I experienced a session last year with a dear friend, Jacqui Delario, who works with Theta Healing. For me, that session represents the best example of compassion used as a healing modality. There was a moment in the session where I felt compassion, a sense that someone knew and understood what I needed in order to receive healing and move forward. There was an immediate sense of calm, followed by weeks of unexpected personal results and opportunities as a result of my limiting beliefs being replaced with affirmations.
Compassion is the absence of judgment. Compassion is complete acceptance of another’s humanness. We believe being compassionate is to alleviate another’s suffering through sympathy, empathy, or helping them to understand their situation from a different perspective. But it is really about just being there for that person, without conditions.
Somewhere down the line compassion has gotten mixed up with being “wound-mates” (quip coined by Carolyn Myss). That is the reason people should always be careful when considering a support group. You want to make sure the group fits like a good bra: it lifts and separates, rather than creating a petri dish for wounds and past hurts. I don’t even like the word “support” because it sets the tone for not being able to stand on your own–ever. We always should be creating positive beliefs versus negative ones.
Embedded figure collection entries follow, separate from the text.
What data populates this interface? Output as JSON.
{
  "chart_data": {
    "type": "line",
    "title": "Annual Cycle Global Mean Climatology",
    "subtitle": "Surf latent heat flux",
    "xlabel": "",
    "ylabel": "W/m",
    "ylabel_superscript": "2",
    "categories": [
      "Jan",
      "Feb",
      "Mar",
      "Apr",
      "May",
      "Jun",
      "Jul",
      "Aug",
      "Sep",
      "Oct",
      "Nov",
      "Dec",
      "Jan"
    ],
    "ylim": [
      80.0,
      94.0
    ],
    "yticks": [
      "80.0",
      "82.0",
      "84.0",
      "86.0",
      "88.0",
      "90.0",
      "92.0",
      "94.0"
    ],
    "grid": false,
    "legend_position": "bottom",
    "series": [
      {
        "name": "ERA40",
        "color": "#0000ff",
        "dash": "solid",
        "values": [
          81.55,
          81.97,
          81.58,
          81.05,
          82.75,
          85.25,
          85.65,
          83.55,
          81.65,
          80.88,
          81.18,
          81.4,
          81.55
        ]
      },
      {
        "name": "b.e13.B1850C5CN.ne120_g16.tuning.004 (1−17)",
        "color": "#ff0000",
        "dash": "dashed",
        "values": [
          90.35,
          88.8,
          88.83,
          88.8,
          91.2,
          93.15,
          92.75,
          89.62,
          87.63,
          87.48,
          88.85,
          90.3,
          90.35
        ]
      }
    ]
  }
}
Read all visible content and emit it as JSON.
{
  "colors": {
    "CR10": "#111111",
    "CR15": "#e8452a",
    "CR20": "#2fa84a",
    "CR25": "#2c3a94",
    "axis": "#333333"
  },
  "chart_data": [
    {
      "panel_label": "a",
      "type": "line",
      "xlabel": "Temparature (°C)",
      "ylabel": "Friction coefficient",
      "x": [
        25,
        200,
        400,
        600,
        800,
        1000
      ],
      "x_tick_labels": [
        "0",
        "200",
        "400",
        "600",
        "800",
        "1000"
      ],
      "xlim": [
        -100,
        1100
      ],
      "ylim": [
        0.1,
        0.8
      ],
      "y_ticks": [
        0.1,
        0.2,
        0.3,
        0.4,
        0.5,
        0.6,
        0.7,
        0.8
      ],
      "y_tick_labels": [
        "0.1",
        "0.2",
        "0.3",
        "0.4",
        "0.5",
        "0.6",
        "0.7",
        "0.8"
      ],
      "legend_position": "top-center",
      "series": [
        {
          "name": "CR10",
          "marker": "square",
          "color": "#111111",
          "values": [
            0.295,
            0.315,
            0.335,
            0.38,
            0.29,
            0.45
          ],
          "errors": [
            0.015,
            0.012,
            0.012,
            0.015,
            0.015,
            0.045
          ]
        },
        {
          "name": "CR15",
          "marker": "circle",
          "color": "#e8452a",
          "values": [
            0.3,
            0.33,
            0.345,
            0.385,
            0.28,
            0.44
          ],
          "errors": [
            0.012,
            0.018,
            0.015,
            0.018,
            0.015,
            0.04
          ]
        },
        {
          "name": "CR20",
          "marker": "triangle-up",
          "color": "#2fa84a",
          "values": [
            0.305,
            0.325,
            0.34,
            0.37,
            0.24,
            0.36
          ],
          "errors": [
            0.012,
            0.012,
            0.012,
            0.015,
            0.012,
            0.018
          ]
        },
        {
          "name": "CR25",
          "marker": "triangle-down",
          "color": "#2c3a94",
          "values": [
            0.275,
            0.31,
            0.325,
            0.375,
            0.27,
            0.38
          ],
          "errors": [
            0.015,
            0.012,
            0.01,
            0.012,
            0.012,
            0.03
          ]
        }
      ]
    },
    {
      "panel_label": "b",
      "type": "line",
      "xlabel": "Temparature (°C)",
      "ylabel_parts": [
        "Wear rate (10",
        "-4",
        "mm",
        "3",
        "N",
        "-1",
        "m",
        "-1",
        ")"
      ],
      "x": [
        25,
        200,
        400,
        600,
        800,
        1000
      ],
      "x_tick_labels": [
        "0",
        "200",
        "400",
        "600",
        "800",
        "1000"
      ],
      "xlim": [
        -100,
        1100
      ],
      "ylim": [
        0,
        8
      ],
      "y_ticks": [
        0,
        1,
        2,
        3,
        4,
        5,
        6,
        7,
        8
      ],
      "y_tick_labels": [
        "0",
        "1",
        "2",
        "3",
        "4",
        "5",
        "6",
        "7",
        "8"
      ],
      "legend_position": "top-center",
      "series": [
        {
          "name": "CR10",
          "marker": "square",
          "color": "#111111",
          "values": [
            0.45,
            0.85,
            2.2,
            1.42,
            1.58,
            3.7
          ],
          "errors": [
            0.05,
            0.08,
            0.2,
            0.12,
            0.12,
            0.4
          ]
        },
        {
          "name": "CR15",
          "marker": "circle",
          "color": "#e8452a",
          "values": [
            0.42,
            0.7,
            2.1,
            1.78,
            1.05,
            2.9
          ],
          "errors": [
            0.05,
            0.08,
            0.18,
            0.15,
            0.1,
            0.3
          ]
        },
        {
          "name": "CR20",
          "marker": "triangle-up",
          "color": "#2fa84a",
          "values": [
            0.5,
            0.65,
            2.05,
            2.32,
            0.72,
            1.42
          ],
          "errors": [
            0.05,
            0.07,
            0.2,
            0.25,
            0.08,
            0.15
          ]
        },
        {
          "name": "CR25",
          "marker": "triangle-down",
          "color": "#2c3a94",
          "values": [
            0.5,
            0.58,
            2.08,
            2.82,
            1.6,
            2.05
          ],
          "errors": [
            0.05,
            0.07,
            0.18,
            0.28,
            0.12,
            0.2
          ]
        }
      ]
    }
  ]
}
We all have the capacity for compassion, and we need to extend our willingness to understand another without creating a need for dependency; it is kindness without conditions.
Compassion is not pity. Compassion is not assistance. Compassion is experienced. Compassion is experienced by someone through someone that is balanced and happy. Compassion means you have the ability to understand another’s pain, but not own that pain. Compassion is loving neutrality. You are with them, You are within. That moment is compassion. Compassion is without words–it is flow. When you are feeling compassionate, there is a moment where you are truly outside of yourself (or ego), and you make a sincere effort to understand the other person’s situation. Compassion is the flow of the Divine Source through you to another–again, without conditions.
Compassion is not the action or the reaction. Compassion is the moment you connect with your source in order to help another connect with his or her source.